Date Posted: 2024-05-06

Category: Cyber

Subcategory: Cybersecurity Ops

Schedule: Full-time

Shift: Day Job

Travel: No

Minimum Clearance Required: None

Clearance Level Must Be Able to Obtain: Public Trust

Potential for Remote Work: No

Description

SAIC is seeking a SOC Analyst in Atlanta, GA. This is support the Department of Health and Human Services (HHS) cybersecurity mission to ensure HHS can actively protect the vital health information with which it is entrusted, respond to existing and emerging cybersecurity threats, and continue to enhance the program to ensure HHS has the capability and capacity to respond to new and emerging requirements, technologies and threats.

SOC Activities:

• Collect, analyze, and correlate security events and use discovered data to enable recommendation of mitigation of potential incidents within the enterprise as defined by Computer Security Incident Response Center (CSIRC) methodology.
• Identify events that pose a threat to the confidentiality, availability and integrity of information or systems that may be indicative of a violation of federal law or HHS Policy.
• Perform incident triage to include determining accuracy, scope, urgency, and impact.
• Provide incident coordination and updates to the OpDiv Incident Response Teams (IRTs) and HHS through prescribed CSIRC methodology.
• Notify CSIRC management and other HHS IRT members of suspected incidents and articulate the event’s history, status and potential impact.
• Perform agency-wide event and incident tracking using ticket management system.
• Track and report on-going cyber security incidents to the primary incident handler.
• Respond to verified incidents utilizing a wide array of tools to mitigate active threats.

NOC Activities:

• Accurately monitor multiple wide area networks (WAN), local voice and data networks for circuit utilization and errors, network node availability, network device health, and system alarms.

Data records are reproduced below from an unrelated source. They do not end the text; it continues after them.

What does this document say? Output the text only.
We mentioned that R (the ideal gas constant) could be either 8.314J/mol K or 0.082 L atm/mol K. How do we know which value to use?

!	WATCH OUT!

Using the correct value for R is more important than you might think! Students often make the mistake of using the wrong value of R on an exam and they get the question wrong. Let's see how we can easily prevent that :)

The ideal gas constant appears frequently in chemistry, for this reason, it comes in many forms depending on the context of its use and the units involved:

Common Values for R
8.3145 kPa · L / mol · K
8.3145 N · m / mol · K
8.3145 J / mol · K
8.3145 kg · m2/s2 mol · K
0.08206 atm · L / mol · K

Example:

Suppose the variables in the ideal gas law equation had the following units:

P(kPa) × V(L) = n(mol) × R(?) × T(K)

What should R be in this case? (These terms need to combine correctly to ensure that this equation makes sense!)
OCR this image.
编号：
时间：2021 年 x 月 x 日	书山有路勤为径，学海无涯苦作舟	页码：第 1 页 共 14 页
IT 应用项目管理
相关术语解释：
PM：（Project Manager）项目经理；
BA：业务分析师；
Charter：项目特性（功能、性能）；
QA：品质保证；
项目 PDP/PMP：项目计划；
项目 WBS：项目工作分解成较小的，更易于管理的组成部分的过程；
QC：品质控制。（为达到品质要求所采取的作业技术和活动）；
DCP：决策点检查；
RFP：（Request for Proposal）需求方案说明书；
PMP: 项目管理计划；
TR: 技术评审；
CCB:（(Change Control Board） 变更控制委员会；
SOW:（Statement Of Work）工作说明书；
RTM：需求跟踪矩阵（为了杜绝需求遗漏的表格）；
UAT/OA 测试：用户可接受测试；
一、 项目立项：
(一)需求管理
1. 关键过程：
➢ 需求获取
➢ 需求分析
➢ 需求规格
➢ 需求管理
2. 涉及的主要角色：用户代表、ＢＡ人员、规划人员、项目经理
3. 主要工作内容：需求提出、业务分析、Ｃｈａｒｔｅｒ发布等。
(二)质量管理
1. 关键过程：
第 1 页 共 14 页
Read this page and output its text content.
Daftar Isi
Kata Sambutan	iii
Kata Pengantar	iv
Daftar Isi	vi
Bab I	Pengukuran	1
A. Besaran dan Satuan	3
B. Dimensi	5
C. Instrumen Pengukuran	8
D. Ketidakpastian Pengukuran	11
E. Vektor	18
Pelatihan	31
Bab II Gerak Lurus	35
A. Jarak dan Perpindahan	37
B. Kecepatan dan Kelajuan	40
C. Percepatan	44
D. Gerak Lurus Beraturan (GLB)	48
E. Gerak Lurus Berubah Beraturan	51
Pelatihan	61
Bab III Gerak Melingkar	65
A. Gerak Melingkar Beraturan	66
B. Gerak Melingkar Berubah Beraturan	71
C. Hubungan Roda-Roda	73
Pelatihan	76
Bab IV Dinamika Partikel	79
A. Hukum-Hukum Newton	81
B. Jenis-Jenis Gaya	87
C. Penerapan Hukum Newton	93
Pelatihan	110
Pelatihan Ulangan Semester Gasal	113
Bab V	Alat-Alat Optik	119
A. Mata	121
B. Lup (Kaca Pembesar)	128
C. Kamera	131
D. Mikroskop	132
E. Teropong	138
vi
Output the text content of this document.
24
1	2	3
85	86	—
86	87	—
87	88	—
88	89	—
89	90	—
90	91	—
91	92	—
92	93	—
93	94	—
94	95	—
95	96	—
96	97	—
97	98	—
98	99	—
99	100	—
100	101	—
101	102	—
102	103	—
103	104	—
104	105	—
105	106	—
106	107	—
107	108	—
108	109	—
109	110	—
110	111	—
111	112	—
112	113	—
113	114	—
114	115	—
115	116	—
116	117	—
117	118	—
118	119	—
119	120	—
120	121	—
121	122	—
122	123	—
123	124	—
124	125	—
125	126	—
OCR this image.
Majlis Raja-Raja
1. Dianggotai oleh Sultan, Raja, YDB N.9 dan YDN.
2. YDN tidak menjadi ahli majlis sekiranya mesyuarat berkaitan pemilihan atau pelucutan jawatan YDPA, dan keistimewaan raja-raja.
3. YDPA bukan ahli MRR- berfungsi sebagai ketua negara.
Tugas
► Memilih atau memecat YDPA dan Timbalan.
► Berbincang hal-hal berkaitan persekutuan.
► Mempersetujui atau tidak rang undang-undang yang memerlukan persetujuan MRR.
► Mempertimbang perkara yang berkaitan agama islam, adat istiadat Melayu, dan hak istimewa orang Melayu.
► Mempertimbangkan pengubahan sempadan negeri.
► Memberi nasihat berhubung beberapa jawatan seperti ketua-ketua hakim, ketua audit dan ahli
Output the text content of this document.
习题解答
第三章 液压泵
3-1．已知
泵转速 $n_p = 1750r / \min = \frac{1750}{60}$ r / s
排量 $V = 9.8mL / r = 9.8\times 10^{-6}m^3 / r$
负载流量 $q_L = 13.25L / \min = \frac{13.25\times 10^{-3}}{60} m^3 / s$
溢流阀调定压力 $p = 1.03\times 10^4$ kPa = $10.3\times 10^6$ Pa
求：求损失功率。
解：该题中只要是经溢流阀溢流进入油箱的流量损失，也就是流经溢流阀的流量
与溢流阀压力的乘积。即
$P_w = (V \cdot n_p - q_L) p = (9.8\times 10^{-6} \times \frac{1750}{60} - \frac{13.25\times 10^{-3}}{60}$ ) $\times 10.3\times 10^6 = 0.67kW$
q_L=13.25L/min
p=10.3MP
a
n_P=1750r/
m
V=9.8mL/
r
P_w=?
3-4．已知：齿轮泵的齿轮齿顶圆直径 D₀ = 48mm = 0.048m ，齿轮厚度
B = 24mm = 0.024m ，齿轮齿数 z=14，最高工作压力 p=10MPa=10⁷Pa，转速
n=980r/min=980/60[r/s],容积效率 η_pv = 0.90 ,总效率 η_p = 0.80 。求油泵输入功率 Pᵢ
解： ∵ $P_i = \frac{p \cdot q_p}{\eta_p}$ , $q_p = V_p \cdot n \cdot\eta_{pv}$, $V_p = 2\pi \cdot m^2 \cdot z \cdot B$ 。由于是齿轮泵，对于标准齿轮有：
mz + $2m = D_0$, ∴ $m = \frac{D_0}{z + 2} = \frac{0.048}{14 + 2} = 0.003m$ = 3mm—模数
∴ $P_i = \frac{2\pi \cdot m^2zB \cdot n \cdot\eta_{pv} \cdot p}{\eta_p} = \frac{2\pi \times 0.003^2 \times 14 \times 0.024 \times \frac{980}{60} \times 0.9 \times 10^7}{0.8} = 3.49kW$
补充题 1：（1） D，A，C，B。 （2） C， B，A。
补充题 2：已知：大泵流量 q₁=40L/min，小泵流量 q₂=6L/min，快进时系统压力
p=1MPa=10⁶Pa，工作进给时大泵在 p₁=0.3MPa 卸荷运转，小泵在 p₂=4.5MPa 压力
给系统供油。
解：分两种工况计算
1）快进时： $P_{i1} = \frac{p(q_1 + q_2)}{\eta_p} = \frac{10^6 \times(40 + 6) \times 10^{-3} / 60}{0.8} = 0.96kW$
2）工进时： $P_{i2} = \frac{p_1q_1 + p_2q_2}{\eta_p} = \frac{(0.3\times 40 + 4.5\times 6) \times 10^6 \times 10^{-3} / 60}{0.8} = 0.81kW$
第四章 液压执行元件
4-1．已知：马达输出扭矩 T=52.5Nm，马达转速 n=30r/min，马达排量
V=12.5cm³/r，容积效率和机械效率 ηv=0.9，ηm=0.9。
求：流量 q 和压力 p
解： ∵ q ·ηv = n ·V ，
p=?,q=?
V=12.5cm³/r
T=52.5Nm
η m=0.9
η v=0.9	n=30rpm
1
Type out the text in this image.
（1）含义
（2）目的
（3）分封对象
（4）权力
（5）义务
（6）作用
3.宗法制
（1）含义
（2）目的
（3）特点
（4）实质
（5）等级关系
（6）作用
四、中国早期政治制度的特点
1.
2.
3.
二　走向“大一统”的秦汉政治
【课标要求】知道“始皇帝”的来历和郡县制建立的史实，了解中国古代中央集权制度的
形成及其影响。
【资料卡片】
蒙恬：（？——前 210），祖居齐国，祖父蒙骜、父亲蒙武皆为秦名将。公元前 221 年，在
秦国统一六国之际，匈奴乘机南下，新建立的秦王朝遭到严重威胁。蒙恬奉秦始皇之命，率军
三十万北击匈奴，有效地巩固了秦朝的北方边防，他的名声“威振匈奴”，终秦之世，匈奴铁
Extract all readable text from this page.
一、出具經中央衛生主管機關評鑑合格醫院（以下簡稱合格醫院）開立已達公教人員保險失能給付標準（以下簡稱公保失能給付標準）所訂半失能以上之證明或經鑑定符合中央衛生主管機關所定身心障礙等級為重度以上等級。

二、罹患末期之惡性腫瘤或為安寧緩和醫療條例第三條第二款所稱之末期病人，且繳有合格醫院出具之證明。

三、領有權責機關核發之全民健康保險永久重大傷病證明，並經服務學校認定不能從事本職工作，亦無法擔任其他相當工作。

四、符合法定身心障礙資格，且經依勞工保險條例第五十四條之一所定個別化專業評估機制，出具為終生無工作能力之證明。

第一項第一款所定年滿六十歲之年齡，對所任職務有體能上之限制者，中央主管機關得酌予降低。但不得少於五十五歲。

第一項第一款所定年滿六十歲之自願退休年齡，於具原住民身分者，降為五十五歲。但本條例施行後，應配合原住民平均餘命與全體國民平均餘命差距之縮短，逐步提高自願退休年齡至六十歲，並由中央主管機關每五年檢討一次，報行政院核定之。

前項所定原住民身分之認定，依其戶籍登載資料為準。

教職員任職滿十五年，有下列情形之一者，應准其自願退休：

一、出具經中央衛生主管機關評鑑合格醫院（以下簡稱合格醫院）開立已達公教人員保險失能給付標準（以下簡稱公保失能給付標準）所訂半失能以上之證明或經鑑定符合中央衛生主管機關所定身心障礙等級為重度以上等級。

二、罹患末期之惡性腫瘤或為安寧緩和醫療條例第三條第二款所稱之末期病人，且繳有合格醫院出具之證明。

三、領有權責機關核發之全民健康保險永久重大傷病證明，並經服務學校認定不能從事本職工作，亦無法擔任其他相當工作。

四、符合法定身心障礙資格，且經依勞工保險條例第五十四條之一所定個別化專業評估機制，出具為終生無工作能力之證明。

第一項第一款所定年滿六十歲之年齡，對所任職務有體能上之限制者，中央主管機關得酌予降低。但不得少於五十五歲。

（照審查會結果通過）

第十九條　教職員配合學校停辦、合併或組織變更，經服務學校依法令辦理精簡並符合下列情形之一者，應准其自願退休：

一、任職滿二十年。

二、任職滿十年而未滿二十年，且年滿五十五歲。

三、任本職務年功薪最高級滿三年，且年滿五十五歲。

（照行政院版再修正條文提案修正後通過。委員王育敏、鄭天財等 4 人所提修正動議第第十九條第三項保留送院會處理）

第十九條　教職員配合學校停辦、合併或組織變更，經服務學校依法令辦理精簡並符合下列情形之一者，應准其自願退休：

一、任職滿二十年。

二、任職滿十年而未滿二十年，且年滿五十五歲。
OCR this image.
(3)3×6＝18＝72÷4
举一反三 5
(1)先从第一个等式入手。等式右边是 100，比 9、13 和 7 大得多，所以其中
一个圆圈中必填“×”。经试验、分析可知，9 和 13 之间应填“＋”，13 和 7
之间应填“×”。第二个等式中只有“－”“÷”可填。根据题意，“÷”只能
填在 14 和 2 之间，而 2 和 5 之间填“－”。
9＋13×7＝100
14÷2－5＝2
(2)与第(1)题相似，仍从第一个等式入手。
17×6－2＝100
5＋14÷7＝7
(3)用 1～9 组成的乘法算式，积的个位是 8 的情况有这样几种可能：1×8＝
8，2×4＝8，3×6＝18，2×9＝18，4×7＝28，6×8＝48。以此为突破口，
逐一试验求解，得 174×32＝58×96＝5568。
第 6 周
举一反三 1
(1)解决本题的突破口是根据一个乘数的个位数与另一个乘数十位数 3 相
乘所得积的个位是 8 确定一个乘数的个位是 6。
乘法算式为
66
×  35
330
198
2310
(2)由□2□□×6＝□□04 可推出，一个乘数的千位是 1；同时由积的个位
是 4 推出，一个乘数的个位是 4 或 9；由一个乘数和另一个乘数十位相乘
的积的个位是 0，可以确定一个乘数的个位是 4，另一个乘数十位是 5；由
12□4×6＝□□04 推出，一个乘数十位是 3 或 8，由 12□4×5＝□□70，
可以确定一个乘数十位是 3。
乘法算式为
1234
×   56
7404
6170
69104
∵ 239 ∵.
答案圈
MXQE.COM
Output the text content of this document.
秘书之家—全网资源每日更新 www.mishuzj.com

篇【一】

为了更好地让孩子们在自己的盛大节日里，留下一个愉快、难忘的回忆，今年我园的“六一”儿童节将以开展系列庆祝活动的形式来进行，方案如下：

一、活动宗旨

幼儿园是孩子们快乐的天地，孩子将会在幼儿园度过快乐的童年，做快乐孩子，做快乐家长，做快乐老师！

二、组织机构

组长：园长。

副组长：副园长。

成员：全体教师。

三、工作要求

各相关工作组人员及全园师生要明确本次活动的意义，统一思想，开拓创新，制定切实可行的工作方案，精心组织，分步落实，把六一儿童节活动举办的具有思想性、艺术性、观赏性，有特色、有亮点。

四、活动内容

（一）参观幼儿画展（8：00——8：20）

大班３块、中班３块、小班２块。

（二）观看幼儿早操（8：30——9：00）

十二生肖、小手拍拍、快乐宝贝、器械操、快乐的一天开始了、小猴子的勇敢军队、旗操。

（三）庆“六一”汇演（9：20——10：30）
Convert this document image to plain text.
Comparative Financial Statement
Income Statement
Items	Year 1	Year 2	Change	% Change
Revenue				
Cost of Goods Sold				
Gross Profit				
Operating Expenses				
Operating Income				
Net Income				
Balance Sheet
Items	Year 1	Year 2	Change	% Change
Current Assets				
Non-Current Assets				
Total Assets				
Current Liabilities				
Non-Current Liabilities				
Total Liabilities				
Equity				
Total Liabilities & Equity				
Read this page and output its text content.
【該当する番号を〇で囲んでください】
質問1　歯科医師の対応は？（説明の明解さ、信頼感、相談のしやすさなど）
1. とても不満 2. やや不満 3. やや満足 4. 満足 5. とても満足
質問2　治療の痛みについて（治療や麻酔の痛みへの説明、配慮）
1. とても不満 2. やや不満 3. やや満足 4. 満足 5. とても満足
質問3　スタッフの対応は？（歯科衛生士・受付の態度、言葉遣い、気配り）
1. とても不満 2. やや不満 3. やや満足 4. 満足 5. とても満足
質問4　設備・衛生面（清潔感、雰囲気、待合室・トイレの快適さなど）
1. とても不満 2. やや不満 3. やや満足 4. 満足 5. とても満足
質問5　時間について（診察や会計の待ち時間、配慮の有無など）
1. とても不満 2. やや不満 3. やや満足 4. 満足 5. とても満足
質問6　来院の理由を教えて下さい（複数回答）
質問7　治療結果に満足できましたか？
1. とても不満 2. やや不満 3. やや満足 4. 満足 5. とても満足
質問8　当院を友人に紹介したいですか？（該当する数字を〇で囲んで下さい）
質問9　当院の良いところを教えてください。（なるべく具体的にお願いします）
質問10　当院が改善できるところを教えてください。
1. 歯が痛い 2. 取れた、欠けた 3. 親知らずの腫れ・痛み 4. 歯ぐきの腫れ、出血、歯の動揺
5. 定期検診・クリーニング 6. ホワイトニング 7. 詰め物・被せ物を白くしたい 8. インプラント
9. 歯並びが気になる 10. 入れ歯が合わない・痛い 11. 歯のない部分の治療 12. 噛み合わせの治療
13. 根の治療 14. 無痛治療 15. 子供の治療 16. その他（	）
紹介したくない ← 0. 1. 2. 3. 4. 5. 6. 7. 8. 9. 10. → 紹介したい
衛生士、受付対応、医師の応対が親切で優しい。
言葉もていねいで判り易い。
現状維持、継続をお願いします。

• For network alarms, events, and outages; perform first level troubleshooting, triage, escalation, event management, and ticket documentation.

• Coordinate with contractors and various teams within the Departments to assist with service restoration based on alarm conditions.

• Work with the CSIRC and other OpDiv teams to investigate anomalies observed within the network and to remediate network and systems outages.

• Make required outage and degradation notifications to stakeholders at intervals commemorate with problem severity

• Participate in available technical and personal development opportunities.

Qualifications

• Required Education and Experience: Bachelor’s degree in Computer Science, Information Systems, Engineering or related field and 2 years of experience or 4 years of experience in lieu of a degree. Must have the adequate knowledge and skills to learn and perform the described job.
• Must have at least 2 years of hands on IT SOC / Cybersecurity experience. would prefer 3 years of experience.

• Certification Requirement: Industry standard cybersecurity certification, e.g. Security or similar is highly preferred.

• Clearance Requirement: Ability to obtain and maintain a Public Trust clearance.